Prolongamento e acidentes

O projeto total tem quase 16 quilômetros, partindo da saída da Via Expressa, no bairro Fortaleza, e terminando no início do Morro da Vila Itoupava. Nos gabinetes oficiais, a nova estrada é chamada de prolongamento da SC-108, apesar de ser uma via paralela à atual Pedro Zimmermann, a SC-108 de fato.

Se a municipalização sair do papel, como já foi cogitado em reunião entre o município e governo estadual, o fluxo rodoviário passaria apenas pelo novo trecho da SC-108 e a Pedro Zimmermann se tornaria uma via urbana. Essa mudança poderia interferir nos números de acidentes, já que os mais graves envolvem veículos pesados.

Serra da Vila Itoupava

Muitos não sabem que o encontro do prolongamento com a atual rodovia será antes da subida da Vila Itoupava, famosa pelos acidentes que protagoniza. A ideia inicial era que a ligação entre o novo e o velho trecho ocorresse somente depois da serra.

“A comunidade não é contra a obra, que é boa para a região, mas é contra onde eles queriam passar, pela rua Paulo Nowaski. Não tem cabimento sair ali, é um local onde sempre dá acidente, é perigoso. O primeiro projeto, por trás do morro, seria o mais adequado”, afirma um dos líderes da Associação de Moradores Itoupava Alta, Sidnei Largura.

O adjunto da Secretaria de Estado da Infraestrutura (Sie), Paulo França, explica que, se optasse por contornar o morro, questões ambientais encareceriam muito o projeto, por isso foi decidido que o acesso será antes do aclive:

“Pensamos no melhor acesso e na segurança”, justifica.

O capitão e comandante da 3ª Companhia de Policia Militar Rodoviária (PMRv), Pablo Davi Henden, acredita que nenhuma das possíveis soluções deve mudar o problema dos acidentes. Para ele, a educação é a chave para redução dos números. Enquanto não houver fiscalização constante, com a ajuda de radares, o excesso de velocidade continuará matando.

“Pelo o que vejo no cotidiano, os acidentes que ocorrem ali envolvem carros que acabam saindo da pista, que se perdem”, explica Henden.

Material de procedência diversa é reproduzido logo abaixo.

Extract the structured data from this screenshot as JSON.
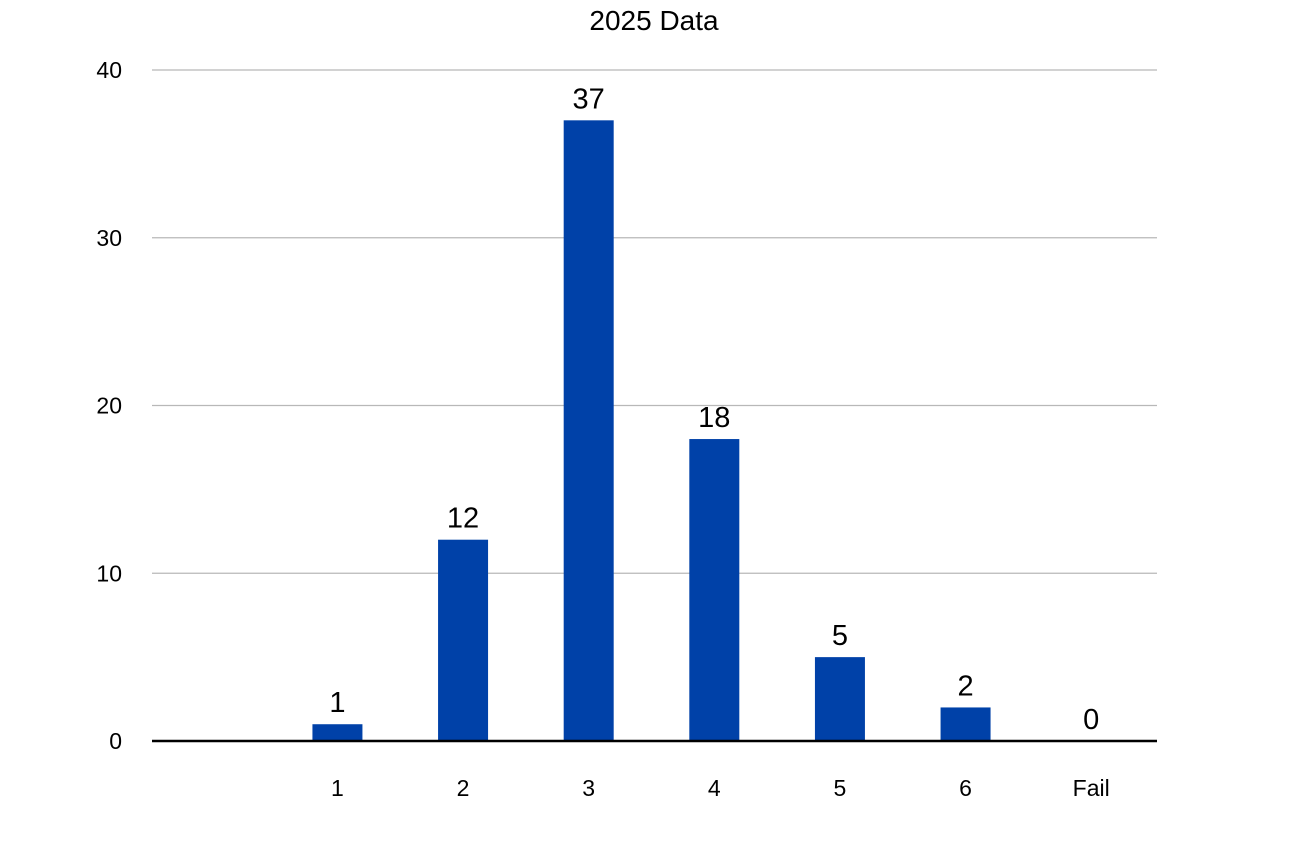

Promessa de retorno nos trabalhos

Em março, a história que caminha para o quarto ano de existência deve ganhar um novo capítulo. A expectativa de França é de que os trabalhos, “que estão praticamente parados”, sejam retomados a partir da segunda quinzena do próximo mês. A ideia é terminar o pagamento das 15 desapropriações até metade do ano, mesma data de conclusão da primeira etapa das obras.

Além de dois elevados, 1,8 quilômetro de rodovia será construído ligando a saída da Via Expressa à rua Guilherme Scharf, no bairro Fidélis – o processo licitatório do viaduto que será erguido nesta via deve sair nos próximos dias, segundo França. Já a obra completa (de quase 16 quilômetros) não tem prazo de entrega.

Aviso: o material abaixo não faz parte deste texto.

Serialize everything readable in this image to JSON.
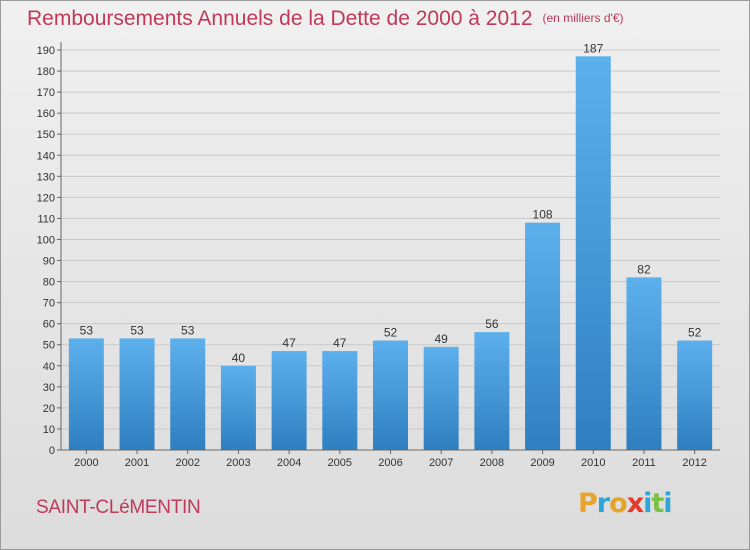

Falta de pressão por parte da sociedade blumenauense não é o motivo pelo qual a obra não evolui. Um grupo de empresários, conhecido como G6 – que reúne Acib, Ampe, CDL, Codeic, Intersindical Patronal e OAB -, cobra constantemente uma resposta do governo.

“O problema é que a obra está devagar, quase parando. Nós não aceitamos isso. Falta recursos sempre para Blumenau, para as outras regiões do estado sempre tem”, desabafa o presidente da Acib, Avelino Lombardi.